Analoge Überlegungen ergeben sich für das Alter des Universums: Auch wenn das Universum erst 14 Milliarden Jahre alt ist, muss man zugleich sagen, dass es schon immer existiert hat, wenn „immer“ als zeitlicher Begriff verstanden wird. Denn vor dem Universum war keine Zeit, dementsprechend war es nie nicht. Es gibt kein „Davor“, weil Zeit in einer Singularität nicht definiert ist. Diese 14 Milliarden Jahre sind eine relativistische Größe, die nur für Entitäten innerhalb des Universums Sinn ergibt, die nicht identisch mit dem Universum als Ganzes sind. Wenn man also den Begriff der Zeitlichkeit in seiner Totalität und in Bezug auf die Singularität betrachtet, verschwimmt auch er an seinen Grenzen in die Ewigkeit.
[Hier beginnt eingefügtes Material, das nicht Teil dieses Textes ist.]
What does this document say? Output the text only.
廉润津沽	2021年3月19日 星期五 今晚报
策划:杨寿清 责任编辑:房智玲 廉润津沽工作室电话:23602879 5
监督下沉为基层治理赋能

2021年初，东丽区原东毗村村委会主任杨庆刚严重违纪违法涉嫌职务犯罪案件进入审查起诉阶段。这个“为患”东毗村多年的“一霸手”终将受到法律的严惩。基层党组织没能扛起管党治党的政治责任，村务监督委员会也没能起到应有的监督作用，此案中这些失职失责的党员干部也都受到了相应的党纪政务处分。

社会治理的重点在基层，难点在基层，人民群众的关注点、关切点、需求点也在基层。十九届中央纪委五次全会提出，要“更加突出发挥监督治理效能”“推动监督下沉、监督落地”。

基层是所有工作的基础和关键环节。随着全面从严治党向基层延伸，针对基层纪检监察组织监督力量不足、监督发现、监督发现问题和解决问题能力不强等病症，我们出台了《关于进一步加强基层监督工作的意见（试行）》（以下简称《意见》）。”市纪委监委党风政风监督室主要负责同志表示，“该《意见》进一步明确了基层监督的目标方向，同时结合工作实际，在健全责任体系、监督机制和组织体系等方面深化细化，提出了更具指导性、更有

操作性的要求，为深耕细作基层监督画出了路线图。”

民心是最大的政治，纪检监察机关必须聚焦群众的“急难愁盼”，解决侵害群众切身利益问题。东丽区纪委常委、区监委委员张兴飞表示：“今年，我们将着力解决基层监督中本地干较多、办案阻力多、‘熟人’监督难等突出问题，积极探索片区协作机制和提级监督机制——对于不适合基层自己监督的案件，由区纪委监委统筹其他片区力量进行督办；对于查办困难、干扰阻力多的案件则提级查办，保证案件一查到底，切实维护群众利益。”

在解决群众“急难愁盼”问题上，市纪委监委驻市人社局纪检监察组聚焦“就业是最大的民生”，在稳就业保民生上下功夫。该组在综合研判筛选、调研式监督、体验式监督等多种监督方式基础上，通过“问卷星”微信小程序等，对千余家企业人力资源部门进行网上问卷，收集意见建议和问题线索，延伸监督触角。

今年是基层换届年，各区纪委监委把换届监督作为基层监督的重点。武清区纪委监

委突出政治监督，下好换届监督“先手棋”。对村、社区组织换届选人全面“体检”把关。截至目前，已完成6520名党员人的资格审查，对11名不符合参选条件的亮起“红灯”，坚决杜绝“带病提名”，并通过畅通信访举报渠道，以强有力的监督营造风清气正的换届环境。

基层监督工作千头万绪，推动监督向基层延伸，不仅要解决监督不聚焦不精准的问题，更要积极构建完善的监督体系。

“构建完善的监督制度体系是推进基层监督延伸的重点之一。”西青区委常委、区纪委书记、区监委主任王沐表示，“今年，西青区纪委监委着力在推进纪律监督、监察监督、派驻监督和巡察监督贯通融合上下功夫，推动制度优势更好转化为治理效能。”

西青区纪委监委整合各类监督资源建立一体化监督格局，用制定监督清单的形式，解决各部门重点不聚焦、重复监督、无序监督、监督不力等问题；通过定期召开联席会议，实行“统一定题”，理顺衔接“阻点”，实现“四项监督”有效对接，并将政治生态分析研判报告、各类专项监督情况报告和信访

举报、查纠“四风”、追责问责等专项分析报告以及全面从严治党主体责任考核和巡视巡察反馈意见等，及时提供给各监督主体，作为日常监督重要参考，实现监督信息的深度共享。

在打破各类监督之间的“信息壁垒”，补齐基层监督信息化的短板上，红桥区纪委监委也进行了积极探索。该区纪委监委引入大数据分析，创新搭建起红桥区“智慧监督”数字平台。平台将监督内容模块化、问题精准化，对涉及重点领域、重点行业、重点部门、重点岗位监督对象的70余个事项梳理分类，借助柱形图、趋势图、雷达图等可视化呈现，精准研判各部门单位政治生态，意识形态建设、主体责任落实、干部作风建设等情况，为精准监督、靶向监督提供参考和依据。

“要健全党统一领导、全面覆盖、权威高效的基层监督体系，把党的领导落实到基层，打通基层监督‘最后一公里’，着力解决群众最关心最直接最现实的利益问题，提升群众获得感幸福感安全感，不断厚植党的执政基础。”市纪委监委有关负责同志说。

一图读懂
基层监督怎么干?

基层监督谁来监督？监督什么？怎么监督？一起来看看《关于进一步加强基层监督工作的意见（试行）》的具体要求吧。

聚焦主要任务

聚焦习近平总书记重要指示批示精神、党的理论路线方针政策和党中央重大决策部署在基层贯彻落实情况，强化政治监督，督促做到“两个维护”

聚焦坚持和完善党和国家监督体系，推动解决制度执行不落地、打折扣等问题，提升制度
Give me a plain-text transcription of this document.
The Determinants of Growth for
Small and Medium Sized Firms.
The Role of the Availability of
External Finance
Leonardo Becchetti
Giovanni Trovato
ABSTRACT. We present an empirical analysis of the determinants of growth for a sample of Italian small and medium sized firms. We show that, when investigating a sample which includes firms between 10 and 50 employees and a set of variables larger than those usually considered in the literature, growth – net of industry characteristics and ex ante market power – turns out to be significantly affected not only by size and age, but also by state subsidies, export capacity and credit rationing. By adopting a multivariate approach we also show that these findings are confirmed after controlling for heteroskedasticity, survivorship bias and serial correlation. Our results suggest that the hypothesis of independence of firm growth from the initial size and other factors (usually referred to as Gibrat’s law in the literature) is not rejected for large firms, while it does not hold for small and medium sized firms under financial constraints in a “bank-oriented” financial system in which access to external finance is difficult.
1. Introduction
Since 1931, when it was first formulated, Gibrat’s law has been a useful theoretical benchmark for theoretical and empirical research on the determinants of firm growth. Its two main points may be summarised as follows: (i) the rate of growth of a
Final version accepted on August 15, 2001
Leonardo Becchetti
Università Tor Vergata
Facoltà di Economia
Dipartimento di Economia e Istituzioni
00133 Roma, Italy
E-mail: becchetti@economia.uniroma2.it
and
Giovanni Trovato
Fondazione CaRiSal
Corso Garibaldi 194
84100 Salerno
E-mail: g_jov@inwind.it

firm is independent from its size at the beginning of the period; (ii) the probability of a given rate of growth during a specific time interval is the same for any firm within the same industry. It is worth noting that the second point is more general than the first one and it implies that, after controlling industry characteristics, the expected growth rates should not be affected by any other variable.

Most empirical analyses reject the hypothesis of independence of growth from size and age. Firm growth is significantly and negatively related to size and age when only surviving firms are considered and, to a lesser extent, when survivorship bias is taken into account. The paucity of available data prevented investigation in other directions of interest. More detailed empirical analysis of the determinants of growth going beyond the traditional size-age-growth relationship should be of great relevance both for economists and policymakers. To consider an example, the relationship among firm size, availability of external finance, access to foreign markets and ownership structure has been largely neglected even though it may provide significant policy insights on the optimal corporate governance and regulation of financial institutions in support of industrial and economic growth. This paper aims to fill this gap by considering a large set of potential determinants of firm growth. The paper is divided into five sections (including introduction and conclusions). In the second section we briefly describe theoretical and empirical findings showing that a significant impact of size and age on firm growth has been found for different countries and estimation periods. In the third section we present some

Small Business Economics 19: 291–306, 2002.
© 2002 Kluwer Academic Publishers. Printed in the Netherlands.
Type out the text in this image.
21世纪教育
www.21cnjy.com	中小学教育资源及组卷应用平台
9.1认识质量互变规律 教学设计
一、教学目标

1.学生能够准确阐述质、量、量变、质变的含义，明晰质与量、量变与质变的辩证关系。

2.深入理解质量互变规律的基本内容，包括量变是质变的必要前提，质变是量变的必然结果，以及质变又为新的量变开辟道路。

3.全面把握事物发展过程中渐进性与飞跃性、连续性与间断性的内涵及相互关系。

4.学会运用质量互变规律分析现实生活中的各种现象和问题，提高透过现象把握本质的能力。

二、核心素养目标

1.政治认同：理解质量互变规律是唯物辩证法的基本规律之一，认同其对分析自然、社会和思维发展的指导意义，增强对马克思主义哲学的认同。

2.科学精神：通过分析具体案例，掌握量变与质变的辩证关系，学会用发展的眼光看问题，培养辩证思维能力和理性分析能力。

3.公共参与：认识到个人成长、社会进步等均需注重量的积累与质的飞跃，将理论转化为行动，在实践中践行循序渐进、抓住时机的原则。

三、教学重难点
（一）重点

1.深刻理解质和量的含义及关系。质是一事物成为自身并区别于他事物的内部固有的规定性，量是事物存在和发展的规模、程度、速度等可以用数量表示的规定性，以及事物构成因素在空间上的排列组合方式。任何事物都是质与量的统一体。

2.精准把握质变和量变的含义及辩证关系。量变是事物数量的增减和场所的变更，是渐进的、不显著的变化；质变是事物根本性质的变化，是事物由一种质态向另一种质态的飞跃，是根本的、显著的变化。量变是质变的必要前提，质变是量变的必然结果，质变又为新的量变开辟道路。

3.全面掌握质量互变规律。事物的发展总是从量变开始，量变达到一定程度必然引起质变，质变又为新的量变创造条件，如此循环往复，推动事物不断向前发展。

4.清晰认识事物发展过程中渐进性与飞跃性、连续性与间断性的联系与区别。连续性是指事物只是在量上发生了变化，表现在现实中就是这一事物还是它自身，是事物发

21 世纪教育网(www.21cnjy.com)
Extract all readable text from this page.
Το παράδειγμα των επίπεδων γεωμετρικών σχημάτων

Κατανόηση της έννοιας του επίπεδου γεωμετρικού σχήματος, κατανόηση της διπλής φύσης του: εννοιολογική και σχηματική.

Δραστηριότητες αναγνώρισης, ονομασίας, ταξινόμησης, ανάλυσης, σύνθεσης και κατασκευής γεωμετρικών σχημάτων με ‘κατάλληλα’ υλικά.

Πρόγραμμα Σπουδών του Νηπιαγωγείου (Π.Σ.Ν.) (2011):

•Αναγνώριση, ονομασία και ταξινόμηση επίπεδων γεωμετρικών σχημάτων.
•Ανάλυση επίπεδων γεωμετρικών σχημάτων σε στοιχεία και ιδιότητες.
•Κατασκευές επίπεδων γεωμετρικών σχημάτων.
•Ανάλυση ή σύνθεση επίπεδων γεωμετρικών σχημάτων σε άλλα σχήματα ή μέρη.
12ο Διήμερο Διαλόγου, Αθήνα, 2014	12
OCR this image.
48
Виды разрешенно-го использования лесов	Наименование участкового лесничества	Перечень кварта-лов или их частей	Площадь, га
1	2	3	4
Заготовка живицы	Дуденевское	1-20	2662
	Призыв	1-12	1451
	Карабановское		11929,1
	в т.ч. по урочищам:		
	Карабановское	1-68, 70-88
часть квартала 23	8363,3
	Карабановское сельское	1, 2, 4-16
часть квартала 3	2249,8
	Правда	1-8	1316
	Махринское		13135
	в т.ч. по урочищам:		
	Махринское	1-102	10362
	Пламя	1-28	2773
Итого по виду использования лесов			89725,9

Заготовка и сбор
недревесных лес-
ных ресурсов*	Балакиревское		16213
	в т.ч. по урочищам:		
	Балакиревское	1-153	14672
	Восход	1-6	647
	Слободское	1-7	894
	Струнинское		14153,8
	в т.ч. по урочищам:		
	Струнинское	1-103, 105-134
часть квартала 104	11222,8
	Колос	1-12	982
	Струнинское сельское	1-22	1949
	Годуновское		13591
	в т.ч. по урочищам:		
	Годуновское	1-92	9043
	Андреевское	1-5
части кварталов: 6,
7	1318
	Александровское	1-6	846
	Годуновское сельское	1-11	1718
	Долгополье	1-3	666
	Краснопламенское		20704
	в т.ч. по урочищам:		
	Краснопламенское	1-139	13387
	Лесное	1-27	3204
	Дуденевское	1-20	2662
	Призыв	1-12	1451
Im Rahmen der Quantenfeldtheorien werden Elementarteilchen als punktförmig, also im mathematischen Sinne auch als echte Singularitäten aufgefasst. Sie sind also laut Theorie Entitäten, die keinerlei Ausdehnung haben und masselos sind. * Ihre unterschiedlichen Massen erhalten sie laut des Standardmodells der Elementarteilchenphysik durch die Kopplung mit dem sogenannten Higgsfeld. Es gibt jedoch Bestrebungen, sowohl in der Kosmologie als auch in der Elementarteil-chenphysik Theorien ohne derartige Singularitäten zu erstellen, da es a) umständlich ist, mit Unendlichkeiten zu rechnen und b) Elementarteilchen ohne jegliche Ausdehnung im Konflikt mit der ausgedehnten Wirklichkeit zu stehen scheinen, in der wir leben. Ich glaube jedoch, dass hier kein Konflikt vorliegt – oder wir umgekehrt feststellen müssen, dass viel mehr ein unerkannter grundsätzlicher Konflikt bezüglich unseres Verständnisses von Ausdehnung vorliegt. Auch die Gegensätze zwischen Ausdehnung und Nichtausdehnung scheinen, in ihrer Totalität konsequent durchgedacht, ineinander zu fließen.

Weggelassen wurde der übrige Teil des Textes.